Successful amputation 31000 years ago

You don't understand why the kid had to be split up. However, one thing is certain: it survived the harsh intervention. Surgery is therefore older than anticipated.

Human bones from a karst cave on Borneo tell an extraordinary medical success story. About 31,000 years ago, someone amputated a child's foot so skillfully that the child lived for several more years after the operation. This was concluded by a working group led by Tim Ryan Maloney from Griffith University in the Australian state of Queensland from the finds in the Liang Tebo cave in eastern Borneo. As the team reported in "Nature", the left foot above the ankle was cut off with a smooth, oblique cut, and newly grown bone covered the cut surfaces.

In addition to the healing traces at the bone ends, the differences in the bones of both legs also show that a long time had passed since the amputation. While the bones of the healthy leg were normally developed, the bones of the severed lower leg did not grow further and were even partially broken down. The person about 20 years old during her death had probably already lost the foot in childhood. The find is around 24,000 years older than the oldest evidence of surgical intervention in a person so far and shows that groups of people already had anatomical and medical knowledge extensive in the Pleistocene.

For a successful amputation, especially in the era before the invention of the antibiotics, it is not enough to just cut off a part of the body.
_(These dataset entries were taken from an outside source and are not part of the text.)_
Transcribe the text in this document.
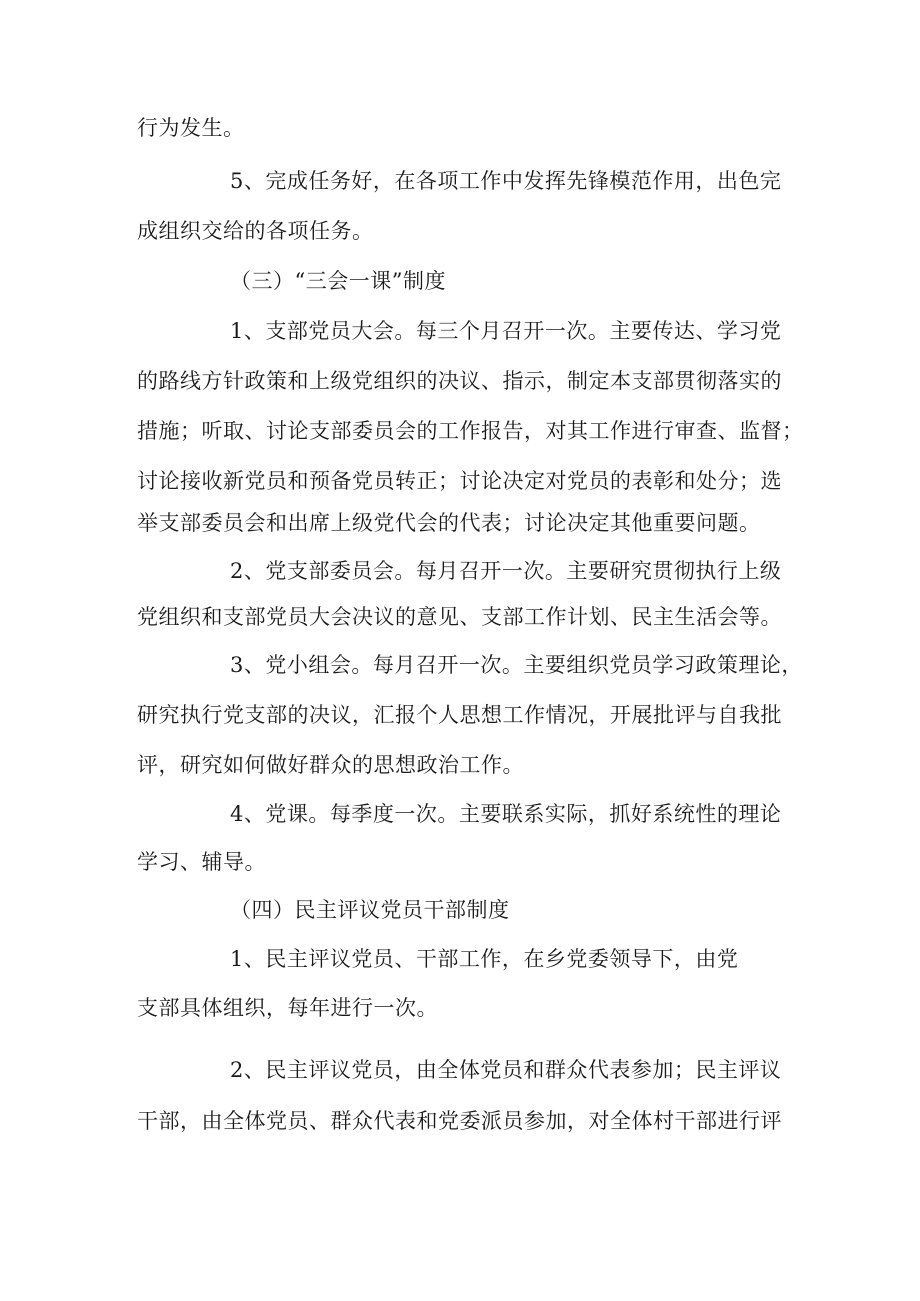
行为发生。
5、完成任务好，在各项工作中发挥先锋模范作用，出色完
成组织交给的各项任务。
（三）“三会一课”制度
1、支部党员大会。每三个月召开一次。主要传达、学习党
的路线方针政策和上级党组织的决议、指示，制定本支部贯彻落实的
措施；听取、讨论支部委员会的工作报告，对其工作进行审查、监督；
讨论接收新党员和预备党员转正；讨论决定对党员的表彰和处分；选
举支部委员会和出席上级党代会的代表；讨论决定其他重要问题。
2、党支部委员会。每月召开一次。主要研究贯彻执行上级
党组织和支部党员大会决议的意见、支部工作计划、民主生活会等。
3、党小组会。每月召开一次。主要组织党员学习政策理论，
研究执行党支部的决议，汇报个人思想工作情况，开展批评与自我批
评，研究如何做好群众的思想政治工作。
4、党课。每季度一次。主要联系实际，抓好系统性的理论
学习、辅导。
（四）民主评议党员干部制度
1、民主评议党员、干部工作，在乡党委领导下，由党
支部具体组织，每年进行一次。
2、民主评议党员，由全体党员和群众代表参加；民主评议
干部，由全体党员、群众代表和党委派员参加，对全体村干部进行评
The risk of dying from shock, blood loss or an infected wound is great. The fact that a child survived such an intervention 31,000 years ago indicates that there were already knowledge of the situation of the blood vessels and other anatomical structures, as well as techniques to close the wound, and possibly also knowledge of antibiotic natural substances. So far, most experts had assumed that such techniques only arose in sedentary companies.

The oldest evidence of a successful amputation comes from an agrarian society 7000 years ago in today's France. In the case of groups of poachers, such serious surgical interventions seemed rather unrealistic. In addition to medical knowledge, the consequences of such interventions also require a considerable logistical effort for a temporarily moving group of people in the long term. Said group must also have ensured that the injured child was cared for and cared for in the time after the operation. In addition, the one-legged person may have been dependent on special support for years. The careful burial suggests that she was probably not an outsider despite her disability. She was buried in a squat position, and limestone blocks over her head and arms marked the burial place in the cave, decorated with rock paintings.